Horace Walpole affected amazement at how in founding world-spanning empire, 'a peaceable, quiet set of tradesfolks' had somehow become 'heirs-apparent of the Romans'. It kind of just happened, who knew how? But, contra Walpole, it took considerable effort, ingenuity and brute force to create, develop and sustain the British Empire. The distinctive feature of Hunt's account of this story is that he shows the effect of empire on ten key cites and explains how those cities in turn helped shape the direction of British imperial expansion. A chapter is devoted each city; Boston, Bridgetown, Dublin, Cape Town, Calcutta, Hong Kong, Bombay, Melbourne, New Delhi and Liverpool.

As the Empire touched on these cities it transformed their buildings and streets and impacted upon both the colonised and colonists. Hunt introduces us to tales of ambitious empire builders, audacious land grabs, rapacious traders and well-meaning social reformers. He guides us though the burgeoning cities of empire, with all their grime and grandeur. The author is not one to moralise, but the less savoury aspects of empire are laid bare, the barbarity of the slave trade, the casual racism endemic in British Raj, Hong Kong and the Opium Wars and so on. While the empire may have bestowed benefits on the lands it colonised, there was always a price to pay. A salutary reminder that 'British Values' haven't always been all love and light.  

The British Empire was touted as the one on which the sun never set. But the sun did eventually come down on the Empire and when it did, that had just as much an effect on Liverpool as an imperial port, as it did New Delhi. But Liverpool, which fell so low during the 1980's as a result of imperial decline is now being transformed once more as a result of massive Chinese investment in its infrastructure. A case of reverse colonisation, perhaps? Payback time for 'borrowing' Hong Kong.

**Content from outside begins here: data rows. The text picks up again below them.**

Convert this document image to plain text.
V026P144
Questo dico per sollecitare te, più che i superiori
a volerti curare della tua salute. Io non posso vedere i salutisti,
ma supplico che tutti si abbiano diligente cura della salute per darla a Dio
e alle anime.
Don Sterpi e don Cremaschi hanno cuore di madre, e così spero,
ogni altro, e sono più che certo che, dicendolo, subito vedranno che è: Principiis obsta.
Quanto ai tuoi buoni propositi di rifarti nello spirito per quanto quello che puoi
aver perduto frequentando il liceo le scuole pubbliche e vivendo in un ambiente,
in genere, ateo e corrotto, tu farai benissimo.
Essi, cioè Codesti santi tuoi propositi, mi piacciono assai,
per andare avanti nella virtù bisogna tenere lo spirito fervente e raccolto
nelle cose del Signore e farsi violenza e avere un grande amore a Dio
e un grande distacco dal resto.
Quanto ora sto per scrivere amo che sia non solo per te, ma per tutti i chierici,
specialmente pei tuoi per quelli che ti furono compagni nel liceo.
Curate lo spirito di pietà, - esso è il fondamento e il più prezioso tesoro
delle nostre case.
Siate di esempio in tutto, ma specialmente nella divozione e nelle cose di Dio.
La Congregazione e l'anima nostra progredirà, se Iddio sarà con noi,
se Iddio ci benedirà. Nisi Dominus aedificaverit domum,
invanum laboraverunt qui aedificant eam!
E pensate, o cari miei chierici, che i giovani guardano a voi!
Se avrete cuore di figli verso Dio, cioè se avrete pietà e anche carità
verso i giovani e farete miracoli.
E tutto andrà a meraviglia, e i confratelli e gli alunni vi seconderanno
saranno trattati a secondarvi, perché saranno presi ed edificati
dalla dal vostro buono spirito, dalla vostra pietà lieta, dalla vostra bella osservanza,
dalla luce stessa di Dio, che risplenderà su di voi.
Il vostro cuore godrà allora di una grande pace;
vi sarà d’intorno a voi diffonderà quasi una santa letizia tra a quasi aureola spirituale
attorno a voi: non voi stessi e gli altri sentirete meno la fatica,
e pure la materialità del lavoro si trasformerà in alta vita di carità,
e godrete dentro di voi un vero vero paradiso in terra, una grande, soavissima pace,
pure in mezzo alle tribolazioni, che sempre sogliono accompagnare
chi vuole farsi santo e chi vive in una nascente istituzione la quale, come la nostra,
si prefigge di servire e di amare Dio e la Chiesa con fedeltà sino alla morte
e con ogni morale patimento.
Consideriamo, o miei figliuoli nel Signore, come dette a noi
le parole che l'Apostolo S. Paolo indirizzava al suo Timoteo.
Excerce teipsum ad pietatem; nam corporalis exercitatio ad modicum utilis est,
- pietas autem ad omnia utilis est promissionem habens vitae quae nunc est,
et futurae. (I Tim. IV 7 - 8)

Hunt writes well, packing in a mass of detail, but without leaving the reader feeling overwhelmed by the fast-paced narrative. His city-by-city approach to the story of empire enables him to blend intimacy with the big picture. The work is a reminder of the historic importance of world-shaping cities. In his book, Center Church, Tim Keller notes, "In 1950, New York and London were the only world cities with metro-area populations of over ten million people. Today, however, there are more than twenty such cities — twelve of which achieved that ranking in the last two decades — with many more to come." [Keller, Timothy; Keller, Timothy (2012-09-04). Center Church: Doing Balanced, Gospel-Centered Ministry in Your City (Kindle Locations 4259-4260). Zondervan. Kindle Edition. The emergence of global cities]. 

Keller reminds us that ministry to these global city ministry is of strategic importance for world mission. "If Christians want to reach the unreached, we must go to the cities. To reach the rising generations, we must go to the cities. To have any impact for Christ on the creation of culture, we must go to the cities. To serve the poor, we must go to the cities." [Keller, Timothy; Keller, Timothy (2012-09-04). Center Church: Doing Balanced, Gospel-Centered Ministry in Your City (Kindle Locations 4514-4516). Zondervan. Kindle Edition]. The mission of the Church is not neo-imperial adventurism, however, but that of proclaiming the world-changing good news of Jesus to the people of all nations.  

Pride of man and earthly glory,
Sword and crown betray His trust;
What with care and toil He buildeth,
Tower and temple fall to dust.
But God’s power, hour by hour,
Is my temple and my tower.

*I am grateful to the publishers for sending me a complementary review copy.